Osimertinibの関連情報
EGFR二次耐性変異T790Mに対する阻害薬、Osimertinib(タグリッソ)が2016年3月28日に製造販売承認を得ました。
要は「お薬として作って、販売していいですよ」という国の許可が出たということです。
ですが、薬の値段はまだ決まっておらず、これから2−3ヶ月くらいしないと現場では通常使用できない、という見通しだそうです。
その間、1日でも早くOsimertinibを使いたい、という患者さんはたくさんいるはずです。
そのため、製造販売元のアストラゼネカ社は、以下のプレスリリースからの抜粋にあるように、薬の値段が決まるまでは一部の専門施設を窓口として、無償提供を行うことに決めたようです。
興味がある患者さんや担当医師は、相談窓口に連絡してみてはいかがでしょうか。
以下は、3月25日の講演会で私が使ったスライドからの抜粋ですが、Osimertinibの使用対象となる患者さんは、ざっと見積もって非小細胞・非扁平上皮癌患者さんの5人に1人、といったところでしょう。

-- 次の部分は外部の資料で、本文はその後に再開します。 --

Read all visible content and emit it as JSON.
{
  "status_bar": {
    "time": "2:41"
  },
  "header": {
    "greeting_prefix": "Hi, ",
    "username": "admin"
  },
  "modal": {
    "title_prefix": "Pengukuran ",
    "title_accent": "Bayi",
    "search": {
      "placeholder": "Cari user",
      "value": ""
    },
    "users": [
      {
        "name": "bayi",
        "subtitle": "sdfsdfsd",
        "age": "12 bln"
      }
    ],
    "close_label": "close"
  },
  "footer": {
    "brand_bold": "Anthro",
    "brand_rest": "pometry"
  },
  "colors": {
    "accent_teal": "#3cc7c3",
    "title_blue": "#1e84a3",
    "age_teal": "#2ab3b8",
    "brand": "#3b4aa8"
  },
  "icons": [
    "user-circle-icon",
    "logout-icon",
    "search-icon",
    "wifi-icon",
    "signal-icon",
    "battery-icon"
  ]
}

アストラゼネカ社から提供された、出来立てホヤホヤのパンフレットからOsimertinibの効果を抜粋すると、
ざっと見積もって、日本人の患者さんで腫瘍が半分以上に縮小する割合は60%強、少なくとも腫瘍が一定期間大きくならない割合は90%強、腫瘍が一定以上に大きくならないでいる期間は10か月弱、というところです。
一方、副作用については、
という感じで、ちょうどgefitinibの間質性肺炎が問題になって、3000例強の追跡調査が行われたときのデータを彷彿とさせるような内容です。
実際のところ、gefitinibの当時に比べて、かなり警戒しながら使用しているはずですから、実質はgefitinibよりも間質性肺炎を生じやすいと捉えた方がいいでしょう。